What would you think if a company you did business with said cutting 2,000 customer service jobs would have NO impact on the service they provided?
My 1st reaction was – you’re crazy! Cuts of this magnitude (about 6% of Sprint) must impact their customers. My 2nd reaction was – if true, things must be extremely bleak. After considering further, I’m certain both things are true.
- Things are bleak – Sprint ranks at or near the bottom of all wireless carriers according to the 2015 Temkin Experience Ratings. The news doesn’t get better if you consult J. D. Power ratings.
- Customers will be impacted – After shedding 2,000 people, Sprint’s solution is to urge “customers to handle routine inquiries… online or through the Sprint Zone app.” Do it yourself?! Transitioning inquiries to a process cost-effective for Sprint rather than one which is convenient for consumers spells disaster for Sprint.
These must be desperate times for Sprint because they are committing a cardinal sin in the customer experience world (i.e. business world) by distancing themselves from their customers. If your company’s basic product or service just doesn’t work, the only hope to sustain the business is to maintain and nurture customer relationships. This won’t happen online or with an app. More likely it will increase frustration and churn (subscriber losses) simultaneously.

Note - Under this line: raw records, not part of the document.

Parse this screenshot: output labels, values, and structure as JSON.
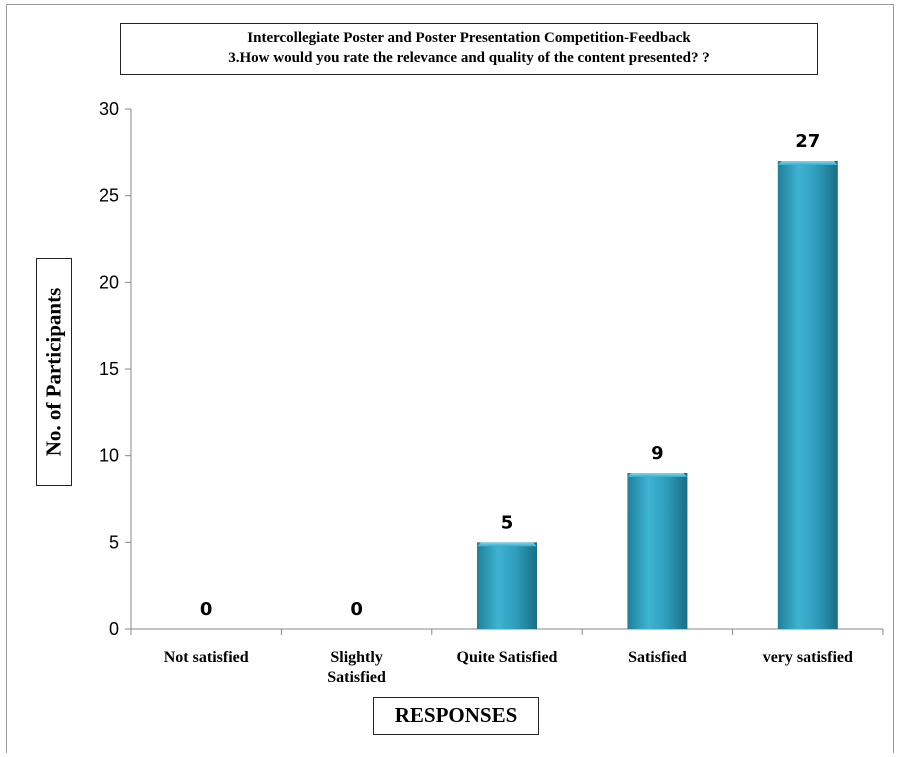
{
  "chart_data": {
    "type": "bar",
    "title_line1": "Intercollegiate Poster and Poster Presentation Competition-Feedback",
    "title_line2": "3.How would you rate the relevance and quality of the content presented? ?",
    "xlabel": "RESPONSES",
    "ylabel": "No. of Participants",
    "categories": [
      [
        "Not satisfied"
      ],
      [
        "Slightly",
        "Satisfied"
      ],
      [
        "Quite Satisfied"
      ],
      [
        "Satisfied"
      ],
      [
        "very satisfied"
      ]
    ],
    "values": [
      0,
      0,
      5,
      9,
      27
    ],
    "data_labels": [
      "0",
      "0",
      "5",
      "9",
      "27"
    ],
    "ylim": [
      0,
      30
    ],
    "yticks": [
      0,
      5,
      10,
      15,
      20,
      25,
      30
    ],
    "grid": false,
    "legend": "none",
    "bar_color": "#2f9fbd"
  }
}
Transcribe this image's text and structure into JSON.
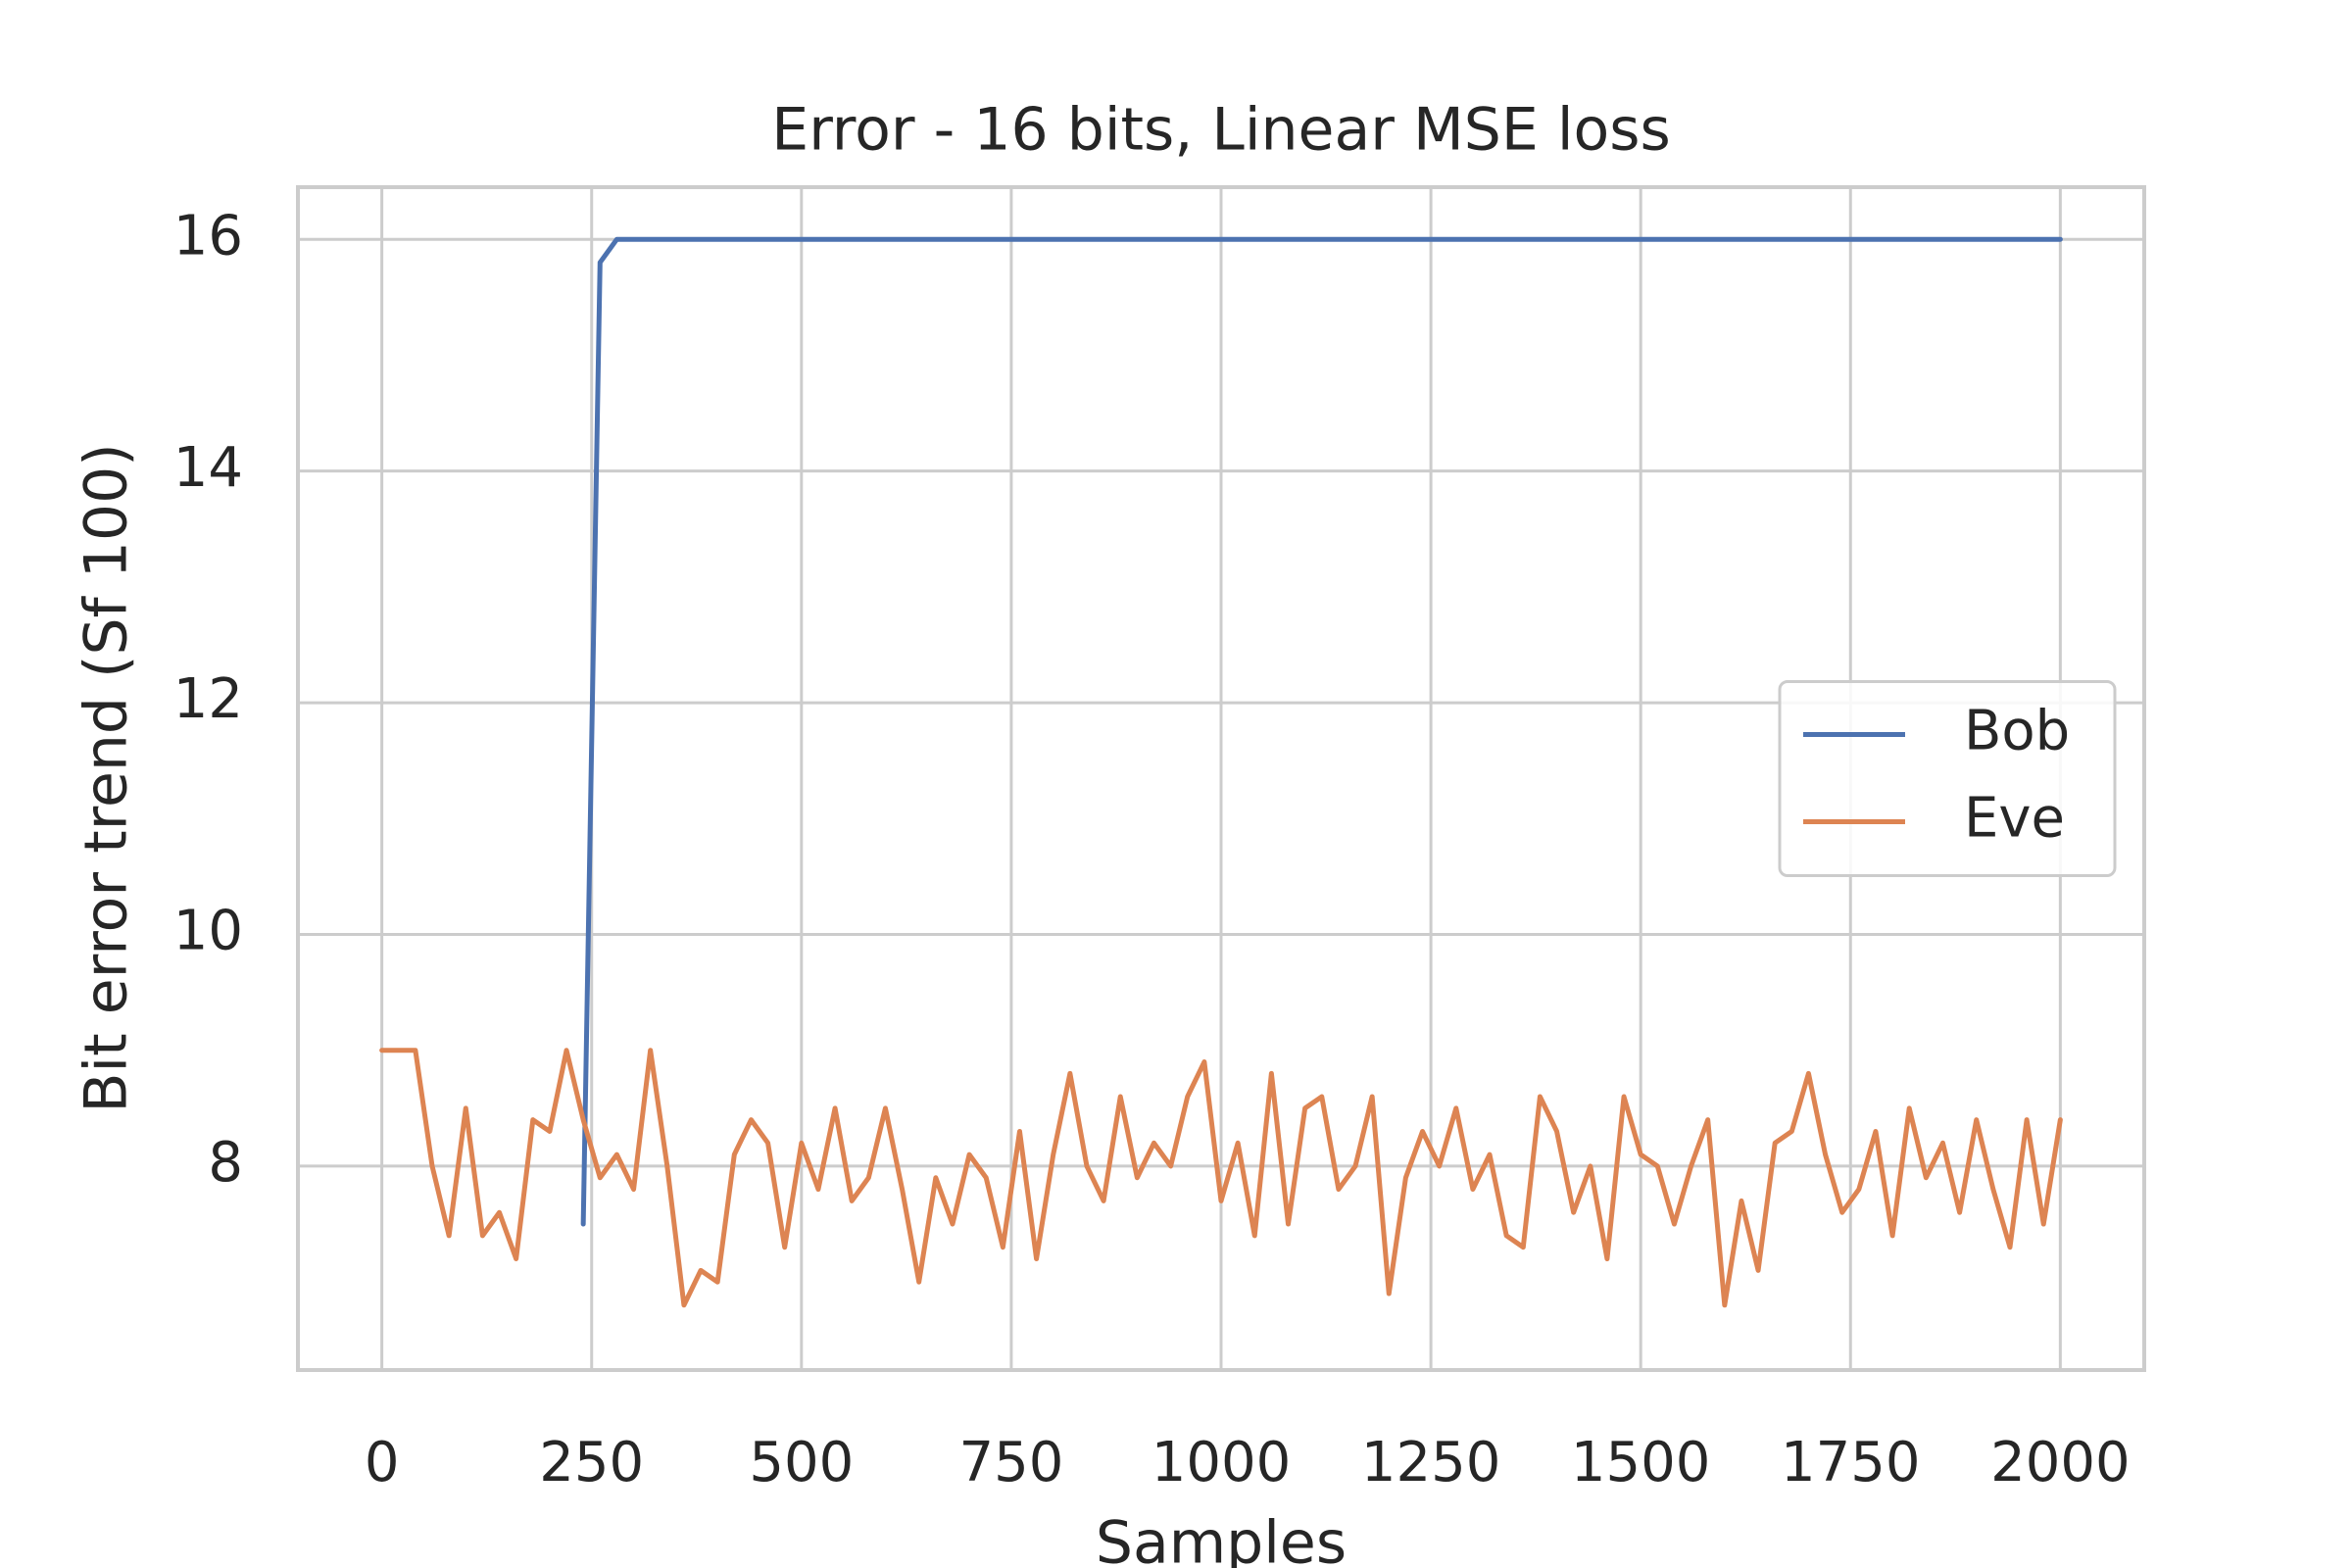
{
  "chart_data": {
    "type": "line",
    "title": "Error - 16 bits, Linear MSE loss",
    "x_label": "Samples",
    "y_label": "Bit error trend (Sf 100)",
    "x": [
      0,
      20,
      40,
      60,
      80,
      100,
      120,
      140,
      160,
      180,
      200,
      220,
      240,
      260,
      280,
      300,
      320,
      340,
      360,
      380,
      400,
      420,
      440,
      460,
      480,
      500,
      520,
      540,
      560,
      580,
      600,
      620,
      640,
      660,
      680,
      700,
      720,
      740,
      760,
      780,
      800,
      820,
      840,
      860,
      880,
      900,
      920,
      940,
      960,
      980,
      1000,
      1020,
      1040,
      1060,
      1080,
      1100,
      1120,
      1140,
      1160,
      1180,
      1200,
      1220,
      1240,
      1260,
      1280,
      1300,
      1320,
      1340,
      1360,
      1380,
      1400,
      1420,
      1440,
      1460,
      1480,
      1500,
      1520,
      1540,
      1560,
      1580,
      1600,
      1620,
      1640,
      1660,
      1680,
      1700,
      1720,
      1740,
      1760,
      1780,
      1800,
      1820,
      1840,
      1860,
      1880,
      1900,
      1920,
      1940,
      1960,
      1980,
      2000
    ],
    "series": [
      {
        "name": "Bob",
        "color": "#4c72b0",
        "values": [
          null,
          null,
          null,
          null,
          null,
          null,
          null,
          null,
          null,
          null,
          null,
          null,
          7.5,
          15.8,
          16,
          16,
          16,
          16,
          16,
          16,
          16,
          16,
          16,
          16,
          16,
          16,
          16,
          16,
          16,
          16,
          16,
          16,
          16,
          16,
          16,
          16,
          16,
          16,
          16,
          16,
          16,
          16,
          16,
          16,
          16,
          16,
          16,
          16,
          16,
          16,
          16,
          16,
          16,
          16,
          16,
          16,
          16,
          16,
          16,
          16,
          16,
          16,
          16,
          16,
          16,
          16,
          16,
          16,
          16,
          16,
          16,
          16,
          16,
          16,
          16,
          16,
          16,
          16,
          16,
          16,
          16,
          16,
          16,
          16,
          16,
          16,
          16,
          16,
          16,
          16,
          16,
          16,
          16,
          16,
          16,
          16,
          16,
          16,
          16,
          16,
          16
        ]
      },
      {
        "name": "Eve",
        "color": "#dd8452",
        "values": [
          9.0,
          9.0,
          9.0,
          8.0,
          7.4,
          8.5,
          7.4,
          7.6,
          7.2,
          8.4,
          8.3,
          9.0,
          8.4,
          7.9,
          8.1,
          7.8,
          9.0,
          8.0,
          6.8,
          7.1,
          7.0,
          8.1,
          8.4,
          8.2,
          7.3,
          8.2,
          7.8,
          8.5,
          7.7,
          7.9,
          8.5,
          7.8,
          7.0,
          7.9,
          7.5,
          8.1,
          7.9,
          7.3,
          8.3,
          7.2,
          8.1,
          8.8,
          8.0,
          7.7,
          8.6,
          7.9,
          8.2,
          8.0,
          8.6,
          8.9,
          7.7,
          8.2,
          7.4,
          8.8,
          7.5,
          8.5,
          8.6,
          7.8,
          8.0,
          8.6,
          6.9,
          7.9,
          8.3,
          8.0,
          8.5,
          7.8,
          8.1,
          7.4,
          7.3,
          8.6,
          8.3,
          7.6,
          8.0,
          7.2,
          8.6,
          8.1,
          8.0,
          7.5,
          8.0,
          8.4,
          6.8,
          7.7,
          7.1,
          8.2,
          8.3,
          8.8,
          8.1,
          7.6,
          7.8,
          8.3,
          7.4,
          8.5,
          7.9,
          8.2,
          7.6,
          8.4,
          7.8,
          7.3,
          8.4,
          7.5,
          8.4
        ]
      }
    ],
    "xlim": [
      -100,
      2100
    ],
    "xticks": [
      0,
      250,
      500,
      750,
      1000,
      1250,
      1500,
      1750,
      2000
    ],
    "ylim": [
      6.24,
      16.45
    ],
    "yticks": [
      8,
      10,
      12,
      14,
      16
    ],
    "grid": true,
    "legend": "center right"
  }
}
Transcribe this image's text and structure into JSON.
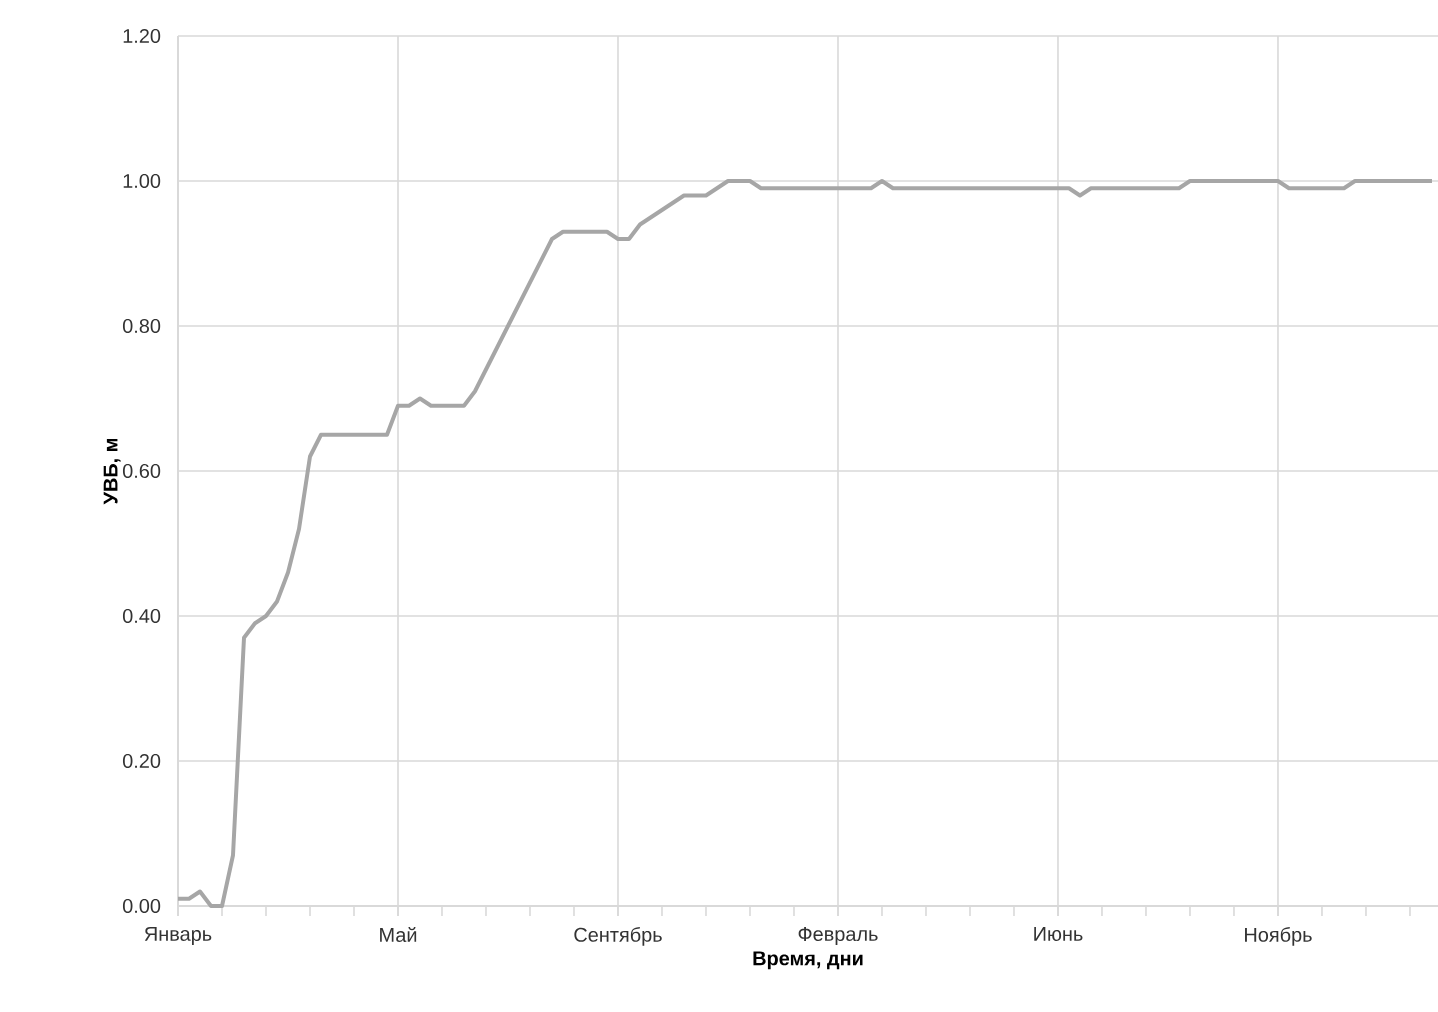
{
  "chart_data": {
    "type": "line",
    "xlabel": "Время, дни",
    "ylabel": "УВБ, м",
    "color": "#a6a6a6",
    "grid": true,
    "ylim": [
      0,
      1.2
    ],
    "yticks": [
      {
        "value": 0,
        "label": "0.00"
      },
      {
        "value": 0.2,
        "label": "0.20"
      },
      {
        "value": 0.4,
        "label": "0.40"
      },
      {
        "value": 0.6,
        "label": "0.60"
      },
      {
        "value": 0.8,
        "label": "0.80"
      },
      {
        "value": 1.0,
        "label": "1.00"
      },
      {
        "value": 1.2,
        "label": "1.20"
      }
    ],
    "categories": [
      "Январь",
      null,
      null,
      null,
      null,
      null,
      null,
      null,
      null,
      null,
      null,
      null,
      null,
      null,
      null,
      null,
      null,
      null,
      null,
      null,
      "Май",
      null,
      null,
      null,
      null,
      null,
      null,
      null,
      null,
      null,
      null,
      null,
      null,
      null,
      null,
      null,
      null,
      null,
      null,
      null,
      "Сентябрь",
      null,
      null,
      null,
      null,
      null,
      null,
      null,
      null,
      null,
      null,
      null,
      null,
      null,
      null,
      null,
      null,
      null,
      null,
      null,
      "Февраль",
      null,
      null,
      null,
      null,
      null,
      null,
      null,
      null,
      null,
      null,
      null,
      null,
      null,
      null,
      null,
      null,
      null,
      null,
      null,
      "Июнь",
      null,
      null,
      null,
      null,
      null,
      null,
      null,
      null,
      null,
      null,
      null,
      null,
      null,
      null,
      null,
      null,
      null,
      null,
      null,
      "Ноябрь",
      null,
      null,
      null,
      null,
      null,
      null,
      null,
      null,
      null,
      null,
      null,
      null,
      null,
      null
    ],
    "values": [
      0.01,
      0.01,
      0.02,
      0.0,
      0.0,
      0.07,
      0.37,
      0.39,
      0.4,
      0.42,
      0.46,
      0.52,
      0.62,
      0.65,
      0.65,
      0.65,
      0.65,
      0.65,
      0.65,
      0.65,
      0.69,
      0.69,
      0.7,
      0.69,
      0.69,
      0.69,
      0.69,
      0.71,
      0.74,
      0.77,
      0.8,
      0.83,
      0.86,
      0.89,
      0.92,
      0.93,
      0.93,
      0.93,
      0.93,
      0.93,
      0.92,
      0.92,
      0.94,
      0.95,
      0.96,
      0.97,
      0.98,
      0.98,
      0.98,
      0.99,
      1.0,
      1.0,
      1.0,
      0.99,
      0.99,
      0.99,
      0.99,
      0.99,
      0.99,
      0.99,
      0.99,
      0.99,
      0.99,
      0.99,
      1.0,
      0.99,
      0.99,
      0.99,
      0.99,
      0.99,
      0.99,
      0.99,
      0.99,
      0.99,
      0.99,
      0.99,
      0.99,
      0.99,
      0.99,
      0.99,
      0.99,
      0.99,
      0.98,
      0.99,
      0.99,
      0.99,
      0.99,
      0.99,
      0.99,
      0.99,
      0.99,
      0.99,
      1.0,
      1.0,
      1.0,
      1.0,
      1.0,
      1.0,
      1.0,
      1.0,
      1.0,
      0.99,
      0.99,
      0.99,
      0.99,
      0.99,
      0.99,
      1.0,
      1.0,
      1.0,
      1.0,
      1.0,
      1.0,
      1.0,
      1.0
    ]
  }
}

Sprint is in a bind which they’ve made worse by claiming that customers won’t be impacted. Their message will (1) most definitely NOT resonate with reality and (2) erode any trust Sprint’s customers [may have] had. Slashing prices with chainsaws, machetes and the like will buy goodwill for only so long.
The pivot point is to communicate honestly with customers. Sprint’s customers know things are not good. Coming out with an unsupportable claim only makes the situation worse. What do you think? Can Sprint’s low prices compensate for mediocre network performance and an ever-worsening customer experience?